Turkish authorities yesterday detained 60 soldiers and issued detention orders for another 128 people in operations targeting the network of a Muslim cleric the government blames for last year’s failed coup, local media reported.
About 50,000 people have been arrested since the failed putsch in July last year and about 150,000 sacked or suspended, including soldiers, police, teachers and public servants, over alleged links with the movement of US-based cleric Fethullah Gulen.
Authorities detained the soldiers in raids focused on the central Konya Province and 32 other provinces, the Hurriyet daily said.
Separately, the state-run Anadolu news agency said detention orders had been issued for 128 people with ties to the publishing company Kaynak Holding, which was linked to the Gulen movement before authorities seized it.
Hundreds of firms such as Kaynak, many of them smaller provincial businesses, were seized by authorities in the post-coup crackdown and are now run by government-appointed administrators.
Of the 128 people being sought, Anadolu said 39 people had been detained so far in an operation carried out in Istanbul and seven other provinces.
On Tuesday, the head of Amnesty International in Turkey was arrested over suspected links to t Gulen, the human rights organization said.
Police arrested lawyer Taner Kilic along with 22 others in the western city of Izmir, all on suspicion of ties to Gulen’s movement, according to a statement on Amnesty’s Web site.

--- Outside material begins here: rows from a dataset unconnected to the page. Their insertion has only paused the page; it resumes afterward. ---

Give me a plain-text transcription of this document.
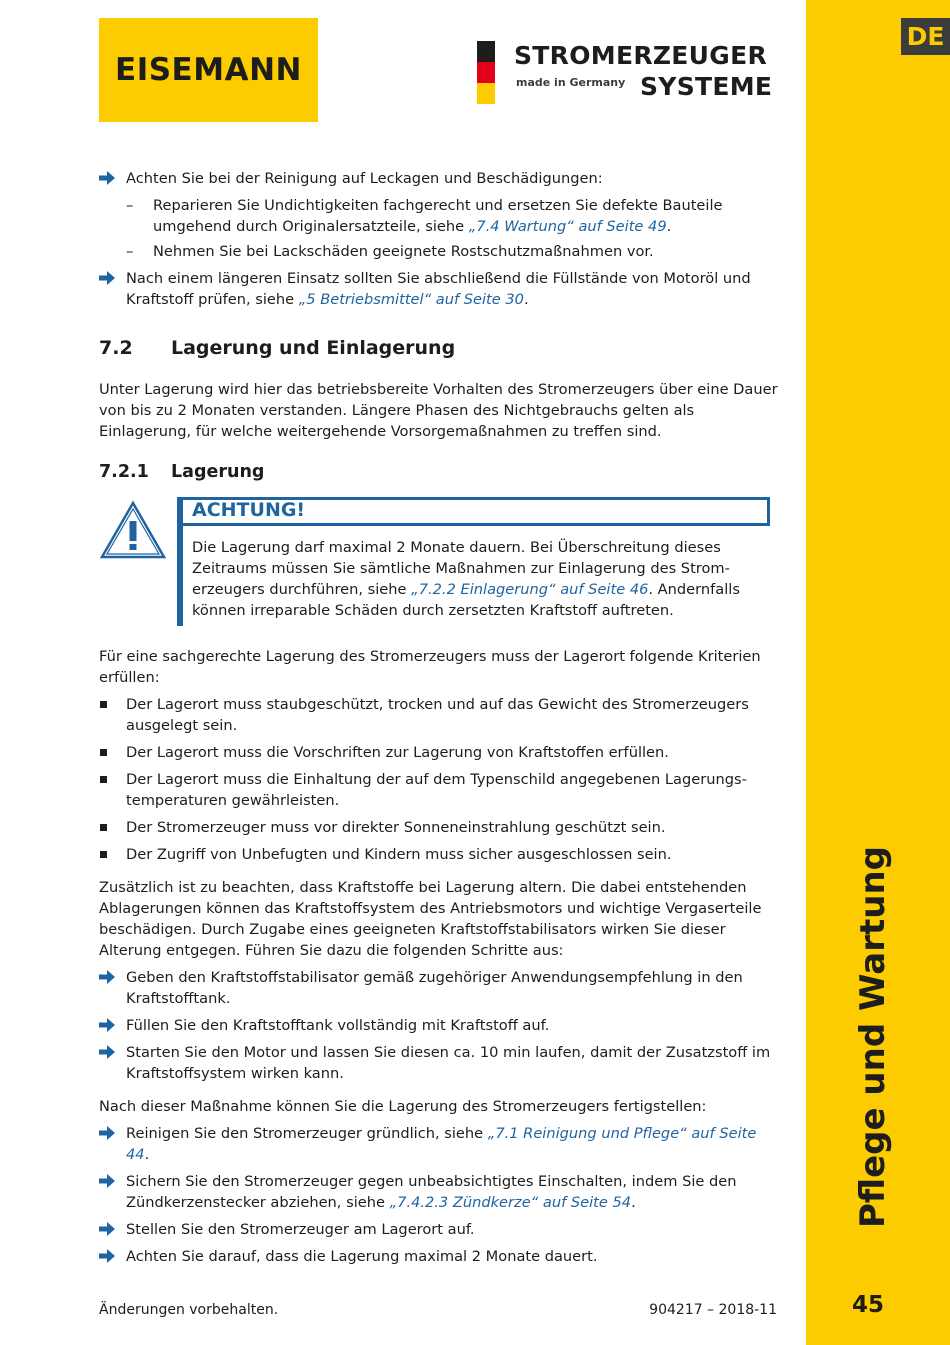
DE
Pflege und Wartung
45
EISEMANN	STROMERZEUGER
made in Germany SYSTEME
Achten Sie bei der Reinigung auf Leckagen und Beschädigungen:
– Reparieren Sie Undichtigkeiten fachgerecht und ersetzen Sie defekte Bauteile umgehend durch Originalersatzteile, siehe „7.4 Wartung“ auf Seite 49.
– Nehmen Sie bei Lackschäden geeignete Rostschutzmaßnahmen vor.
Nach einem längeren Einsatz sollten Sie abschließend die Füllstände von Motoröl und Kraftstoff prüfen, siehe „5 Betriebsmittel“ auf Seite 30.
7.2	Lagerung und Einlagerung
Unter Lagerung wird hier das betriebsbereite Vorhalten des Stromerzeugers über eine Dauer von bis zu 2 Monaten verstanden. Längere Phasen des Nichtgebrauchs gelten als Einlagerung, für welche weitergehende Vorsorgemaßnahmen zu treffen sind.
7.2.1	Lagerung
ACHTUNG!
Die Lagerung darf maximal 2 Monate dauern. Bei Überschreitung dieses Zeitraums müssen Sie sämtliche Maßnahmen zur Einlagerung des Stromerzeugers durchführen, siehe „7.2.2 Einlagerung“ auf Seite 46. Andernfalls können irreparable Schäden durch zersetzten Kraftstoff auftreten.
Für eine sachgerechte Lagerung des Stromerzeugers muss der Lagerort folgende Kriterien erfüllen:
Der Lagerort muss staubgeschützt, trocken und auf das Gewicht des Stromerzeugers ausgelegt sein.
Der Lagerort muss die Vorschriften zur Lagerung von Kraftstoffen erfüllen.
Der Lagerort muss die Einhaltung der auf dem Typenschild angegebenen Lagerungstemperaturen gewährleisten.
Der Stromerzeuger muss vor direkter Sonneneinstrahlung geschützt sein.
Der Zugriff von Unbefugten und Kindern muss sicher ausgeschlossen sein.
Zusätzlich ist zu beachten, dass Kraftstoffe bei Lagerung altern. Die dabei entstehenden Ablagerungen können das Kraftstoffsystem des Antriebsmotors und wichtige Vergaserteile beschädigen. Durch Zugabe eines geeigneten Kraftstoffstabilisators wirken Sie dieser Alterung entgegen. Führen Sie dazu die folgenden Schritte aus:
Geben den Kraftstoffstabilisator gemäß zugehöriger Anwendungsempfehlung in den Kraftstofftank.
Füllen Sie den Kraftstofftank vollständig mit Kraftstoff auf.
Starten Sie den Motor und lassen Sie diesen ca. 10 min laufen, damit der Zusatzstoff im Kraftstoffsystem wirken kann.
Nach dieser Maßnahme können Sie die Lagerung des Stromerzeugers fertigstellen:
Reinigen Sie den Stromerzeuger gründlich, siehe „7.1 Reinigung und Pflege“ auf Seite 44.
Sichern Sie den Stromerzeuger gegen unbeabsichtigtes Einschalten, indem Sie den Zündkerzenstecker abziehen, siehe „7.4.2.3 Zündkerze“ auf Seite 54.
Stellen Sie den Stromerzeuger am Lagerort auf.
Achten Sie darauf, dass die Lagerung maximal 2 Monate dauert.
Änderungen vorbehalten.	904217 – 2018-11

“We are calling on the Turkish authorities to immediately release Taner Kilic along with the other 22 lawyers, and drop all charges against them,” Amnesty International secretary-general Salil Shetty said.
“Taner Kili has a long and distinguished record of defending exactly the kind of freedoms that the Turkish authorities are now intent on trampling,” he said.

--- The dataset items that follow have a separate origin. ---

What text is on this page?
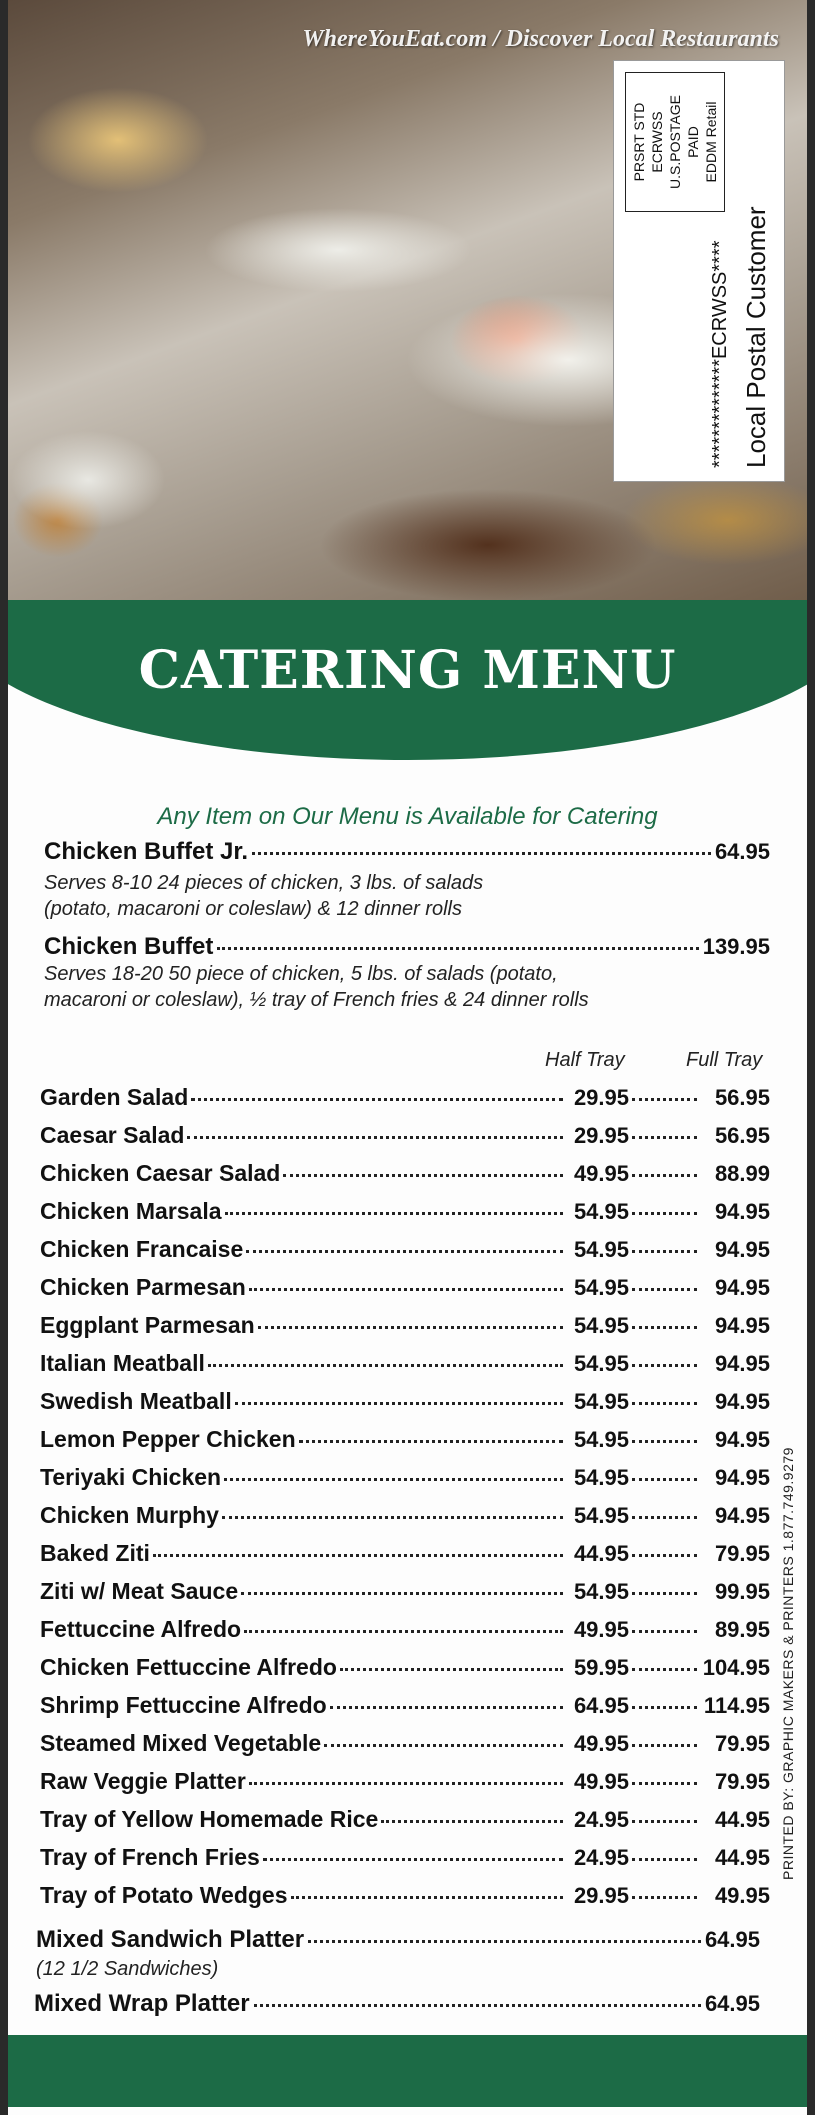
WhereYouEat.com / Discover Local Restaurants
PRSRT STD ECRWSS U.S.POSTAGE PAID EDDM Retail
**************ECRWSS**** Local Postal Customer
CATERING MENU
Any Item on Our Menu is Available for Catering
Chicken Buffet Jr.	64.95
Serves 8-10 24 pieces of chicken, 3 lbs. of salads
(potato, macaroni or coleslaw) & 12 dinner rolls
Chicken Buffet	139.95
Serves 18-20 50 piece of chicken, 5 lbs. of salads (potato,
macaroni or coleslaw), ½ tray of French fries & 24 dinner rolls
Half Tray	Full Tray
Garden Salad	29.95	56.95
Caesar Salad	29.95	56.95
Chicken Caesar Salad	49.95	88.99
Chicken Marsala	54.95	94.95
Chicken Francaise	54.95	94.95
Chicken Parmesan	54.95	94.95
Eggplant Parmesan	54.95	94.95
Italian Meatball	54.95	94.95
Swedish Meatball	54.95	94.95
Lemon Pepper Chicken	54.95	94.95
Teriyaki Chicken	54.95	94.95
Chicken Murphy	54.95	94.95
Baked Ziti	44.95	79.95
Ziti w/ Meat Sauce	54.95	99.95
Fettuccine Alfredo	49.95	89.95
Chicken Fettuccine Alfredo	59.95	104.95
Shrimp Fettuccine Alfredo	64.95	114.95
Steamed Mixed Vegetable	49.95	79.95
Raw Veggie Platter	49.95	79.95
Tray of Yellow Homemade Rice	24.95	44.95
Tray of French Fries	24.95	44.95
Tray of Potato Wedges	29.95	49.95
Mixed Sandwich Platter	64.95
(12 1/2 Sandwiches)
Mixed Wrap Platter	64.95
PRINTED BY: GRAPHIC MAKERS & PRINTERS 1.877.749.9279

The arrests proved how “arbitrary” Ankara’s post-coup crackdown had become, Shetty added.
The organization said it did not believe Kilic’s arrest was connected to his work for Amnesty International, which he has directed in the country since 2014.
The Turkish government claims Gulen ordered the July 15 attempt to oust Turkish President Recep Tayyip Erdogan from power.
Gulen, who has lived in self-imposed exile in Pennsylvania since 1999, denies the charges.